The concert conducted by Fabio Luisi on Thursday 27 May is dedicated to the revolutionary Symphony No. 4 by Anton Bruckner, "Romantic", in four majestic movements. The opera, composed in over four years, of great personal instability which Bruckner's self-critical spirit could only accentuate, marks the first, fragile success of the Austrian composer. With this work he ended by earning the appreciation of critic Eduard Hanslick, a bitter detractor of Wagner and of all those who, while cultivating robust and independent personalities, dared to take the side of his musical conception.
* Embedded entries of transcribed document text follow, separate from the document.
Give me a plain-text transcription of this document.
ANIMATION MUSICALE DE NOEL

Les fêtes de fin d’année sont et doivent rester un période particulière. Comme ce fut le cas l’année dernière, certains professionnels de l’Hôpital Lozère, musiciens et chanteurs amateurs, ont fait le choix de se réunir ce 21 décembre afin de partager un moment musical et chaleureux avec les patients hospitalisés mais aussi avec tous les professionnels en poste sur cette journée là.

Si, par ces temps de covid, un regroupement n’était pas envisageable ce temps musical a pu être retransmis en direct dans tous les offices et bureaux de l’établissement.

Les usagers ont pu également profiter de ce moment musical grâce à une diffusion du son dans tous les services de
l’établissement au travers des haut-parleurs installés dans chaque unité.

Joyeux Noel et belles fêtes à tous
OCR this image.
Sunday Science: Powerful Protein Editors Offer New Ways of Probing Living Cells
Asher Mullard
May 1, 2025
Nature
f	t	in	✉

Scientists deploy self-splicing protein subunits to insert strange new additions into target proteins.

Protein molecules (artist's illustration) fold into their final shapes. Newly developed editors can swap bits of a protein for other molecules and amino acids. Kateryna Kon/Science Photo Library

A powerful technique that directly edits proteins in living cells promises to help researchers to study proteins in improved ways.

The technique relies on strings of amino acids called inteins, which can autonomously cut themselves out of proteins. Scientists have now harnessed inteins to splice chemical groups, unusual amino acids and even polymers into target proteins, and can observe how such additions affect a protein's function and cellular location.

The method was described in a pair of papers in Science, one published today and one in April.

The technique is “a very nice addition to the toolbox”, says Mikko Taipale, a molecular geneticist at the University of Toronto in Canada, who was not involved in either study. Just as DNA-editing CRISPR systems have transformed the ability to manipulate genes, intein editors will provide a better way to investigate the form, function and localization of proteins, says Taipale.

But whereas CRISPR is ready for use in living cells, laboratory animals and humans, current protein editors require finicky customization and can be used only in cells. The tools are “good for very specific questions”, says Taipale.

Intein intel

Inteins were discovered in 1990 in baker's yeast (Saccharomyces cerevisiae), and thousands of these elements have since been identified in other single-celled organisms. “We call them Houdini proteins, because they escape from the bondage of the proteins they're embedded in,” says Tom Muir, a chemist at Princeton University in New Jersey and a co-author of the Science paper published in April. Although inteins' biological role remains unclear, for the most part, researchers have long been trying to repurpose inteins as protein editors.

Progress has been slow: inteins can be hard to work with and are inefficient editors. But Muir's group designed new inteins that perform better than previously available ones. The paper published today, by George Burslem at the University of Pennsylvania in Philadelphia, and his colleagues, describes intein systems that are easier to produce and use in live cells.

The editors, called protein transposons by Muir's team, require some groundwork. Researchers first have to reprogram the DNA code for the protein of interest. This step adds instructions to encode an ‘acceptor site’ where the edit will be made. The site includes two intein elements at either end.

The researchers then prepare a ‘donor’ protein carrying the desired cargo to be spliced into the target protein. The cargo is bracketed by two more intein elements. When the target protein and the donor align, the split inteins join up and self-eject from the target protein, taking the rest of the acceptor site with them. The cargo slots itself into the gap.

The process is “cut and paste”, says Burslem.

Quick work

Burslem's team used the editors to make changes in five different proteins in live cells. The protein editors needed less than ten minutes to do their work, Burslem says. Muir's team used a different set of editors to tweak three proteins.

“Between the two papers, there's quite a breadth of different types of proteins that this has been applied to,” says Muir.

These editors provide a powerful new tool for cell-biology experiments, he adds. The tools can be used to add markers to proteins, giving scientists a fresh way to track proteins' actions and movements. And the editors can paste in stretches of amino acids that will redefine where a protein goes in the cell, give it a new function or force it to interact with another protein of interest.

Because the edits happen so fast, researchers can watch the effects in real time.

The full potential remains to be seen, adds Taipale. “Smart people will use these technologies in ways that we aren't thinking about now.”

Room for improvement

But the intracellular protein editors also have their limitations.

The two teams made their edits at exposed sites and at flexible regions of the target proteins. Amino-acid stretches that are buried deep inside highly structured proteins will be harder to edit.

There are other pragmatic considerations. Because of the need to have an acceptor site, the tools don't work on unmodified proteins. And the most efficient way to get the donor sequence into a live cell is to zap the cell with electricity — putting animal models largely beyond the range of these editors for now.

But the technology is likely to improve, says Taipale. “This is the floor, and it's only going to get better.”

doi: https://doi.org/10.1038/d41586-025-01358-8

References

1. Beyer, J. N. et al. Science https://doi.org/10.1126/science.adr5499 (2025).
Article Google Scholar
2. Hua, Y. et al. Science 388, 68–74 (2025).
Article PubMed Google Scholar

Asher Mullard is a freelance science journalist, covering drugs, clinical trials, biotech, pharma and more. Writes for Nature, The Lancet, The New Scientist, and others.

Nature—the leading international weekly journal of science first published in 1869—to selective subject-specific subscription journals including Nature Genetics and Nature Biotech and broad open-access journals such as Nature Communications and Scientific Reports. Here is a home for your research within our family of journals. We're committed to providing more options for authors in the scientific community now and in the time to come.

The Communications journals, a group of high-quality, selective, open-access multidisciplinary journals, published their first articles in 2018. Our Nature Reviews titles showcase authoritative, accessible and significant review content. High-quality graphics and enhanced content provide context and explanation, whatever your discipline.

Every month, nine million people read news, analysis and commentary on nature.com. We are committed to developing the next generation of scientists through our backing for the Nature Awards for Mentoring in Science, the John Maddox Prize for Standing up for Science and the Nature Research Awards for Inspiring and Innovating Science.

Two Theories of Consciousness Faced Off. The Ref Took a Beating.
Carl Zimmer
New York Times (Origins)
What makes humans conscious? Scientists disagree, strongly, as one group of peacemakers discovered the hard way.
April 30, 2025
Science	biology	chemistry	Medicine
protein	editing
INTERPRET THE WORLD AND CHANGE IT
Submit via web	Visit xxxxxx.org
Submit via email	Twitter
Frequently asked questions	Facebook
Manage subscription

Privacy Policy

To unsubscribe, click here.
Scheduled from 10 to 16 June, L'elisir d'amore is a playful work written by Gaetano Donizetti in 1832 with a libretto by Genoese Felice Romani, inspired by Le Philtre by Daniel Auber on Eugène Scribe's libretto, which was quite popular in Paris in those years. In just a two acts lapse, Donizetti cunningly condenses comic and semi-serious genres, amalgamating in the mix a metateatral dimension. The result is a comedy of misunderstandings and intrigues of great melodic vitality, whose plot, ready to "snap" like a trap, will mercilessly rewind around the fate of the conspirators.